Parkes observations for project P1189 semester 2023OCTS_04

The solar wind and space weather events have a crucial influence on the solar system, and can present a hazard to space and Earth-based technologies. Understanding the origins of the solar wind and space weather is therefore crucial, so that we can better understand how these events are driven, and to improve space weather prediction efforts. In particular, magnetic structures such as coronal holes, helmet streamers, and prominences in the lower corona are thought to be crucial drivers of the winds and coronal mass ejections (CMEs). However, there are very few observational constraints on the solar wind and space weather events at low solar altitudes (< 20 solar radii), as this region is inaccessible to space probes. In this proposal, we seek to monitor a set of pulsars as they pass within 5.7 degrees of the Sun. We will use the UWL receiver on the Parkes Radio Telescope to make precision measurements of the dispersive group delay and Faraday rotation of the pulses. This will enable us to probe the densities and magnetic fields of the coronal structures driving the wind, and probe $6 \\pm 4$ CMEs as they pass by the pulsars serendipitously. We will tie this information together with complementary efforts to probe the solar wind via interplanetary scintillation, constraints from space probes, and simulations. This will give us an exciting opportunity to form a holistic picture of the solar wind and space weather.

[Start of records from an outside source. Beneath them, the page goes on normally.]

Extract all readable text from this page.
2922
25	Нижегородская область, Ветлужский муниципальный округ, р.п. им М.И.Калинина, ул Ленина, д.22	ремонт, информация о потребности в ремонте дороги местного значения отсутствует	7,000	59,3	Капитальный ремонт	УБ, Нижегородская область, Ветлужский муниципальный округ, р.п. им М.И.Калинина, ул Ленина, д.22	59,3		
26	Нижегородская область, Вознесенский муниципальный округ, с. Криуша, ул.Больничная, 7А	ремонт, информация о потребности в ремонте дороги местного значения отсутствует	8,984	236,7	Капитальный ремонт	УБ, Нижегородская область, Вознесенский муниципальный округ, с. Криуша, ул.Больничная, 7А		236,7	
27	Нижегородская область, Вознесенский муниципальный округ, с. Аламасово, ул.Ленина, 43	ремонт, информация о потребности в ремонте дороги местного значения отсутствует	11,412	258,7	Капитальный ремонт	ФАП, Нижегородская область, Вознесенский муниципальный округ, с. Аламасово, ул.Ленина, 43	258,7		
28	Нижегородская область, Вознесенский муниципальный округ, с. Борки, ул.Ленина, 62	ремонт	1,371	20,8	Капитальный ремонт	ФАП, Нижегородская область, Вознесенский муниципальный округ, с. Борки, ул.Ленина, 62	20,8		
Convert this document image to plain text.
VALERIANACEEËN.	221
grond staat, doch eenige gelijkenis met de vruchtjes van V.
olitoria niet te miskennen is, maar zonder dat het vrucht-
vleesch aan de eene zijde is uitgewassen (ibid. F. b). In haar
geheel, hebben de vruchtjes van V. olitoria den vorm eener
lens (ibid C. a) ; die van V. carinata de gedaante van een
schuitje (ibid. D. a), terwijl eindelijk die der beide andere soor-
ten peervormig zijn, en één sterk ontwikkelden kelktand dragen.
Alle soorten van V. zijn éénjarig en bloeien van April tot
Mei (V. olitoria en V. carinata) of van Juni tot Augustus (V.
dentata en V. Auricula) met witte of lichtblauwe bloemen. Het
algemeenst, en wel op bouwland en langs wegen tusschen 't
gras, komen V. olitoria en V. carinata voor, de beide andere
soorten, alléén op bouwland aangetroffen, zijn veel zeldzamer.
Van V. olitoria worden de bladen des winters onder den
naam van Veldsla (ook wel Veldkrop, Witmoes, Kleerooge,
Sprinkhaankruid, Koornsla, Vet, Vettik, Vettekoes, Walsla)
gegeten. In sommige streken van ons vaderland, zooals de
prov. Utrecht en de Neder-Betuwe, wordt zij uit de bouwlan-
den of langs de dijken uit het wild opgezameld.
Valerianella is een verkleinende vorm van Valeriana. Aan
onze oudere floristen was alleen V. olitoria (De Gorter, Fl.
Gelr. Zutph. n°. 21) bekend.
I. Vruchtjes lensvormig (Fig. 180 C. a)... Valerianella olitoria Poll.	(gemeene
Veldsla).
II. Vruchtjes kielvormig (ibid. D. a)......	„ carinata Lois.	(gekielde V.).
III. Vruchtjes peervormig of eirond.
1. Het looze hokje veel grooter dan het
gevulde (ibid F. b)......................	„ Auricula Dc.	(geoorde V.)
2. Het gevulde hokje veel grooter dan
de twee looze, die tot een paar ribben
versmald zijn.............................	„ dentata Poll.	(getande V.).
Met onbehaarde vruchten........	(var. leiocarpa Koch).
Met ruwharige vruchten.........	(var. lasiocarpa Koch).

太阳风（solar wind）与空间天气事件对太阳系具有至关重要的影响，同时会对太空及地面技术设施构成安全威胁。因此，探明太阳风与空间天气的起源机制至关重要，这将助力我们更好地理解此类事件的驱动原理，并提升空间天气预报工作的精度与效能。具体而言，日冕低层的冕洞（coronal holes）、盔状冕流（helmet streamers）以及日珥（prominences）等磁结构，被认为是太阳风与日冕物质抛射（coronal mass ejections，CMEs）的核心驱动源。然而，由于该区域无法通过空间探测器直接抵达，目前针对太阳低高度区域（<20倍太阳半径）内的太阳风与空间天气事件的观测约束极为有限。在本研究提案中，我们计划对一组脉冲星（pulsars）开展监测，观测其运行至距离太阳5.7度范围内的时段。我们将借助帕克斯射电望远镜（Parkes Radio Telescope）上的UWL接收机，对脉冲信号的色散群延迟与法拉第旋转（Faraday rotation）开展高精度测量。此举将使我们能够探测驱动太阳风的日冕结构的密度与磁场，并对偶然掠过脉冲星的6±4次日冕物质抛射开展观测研究。我们还将结合通过行星际闪烁（interplanetary scintillation）探测太阳风的相关研究、空间探测器的观测约束以及数值模拟结果，整合所有相关信息。这将为我们全面构建太阳风与空间天气的完整认知图景提供宝贵契机。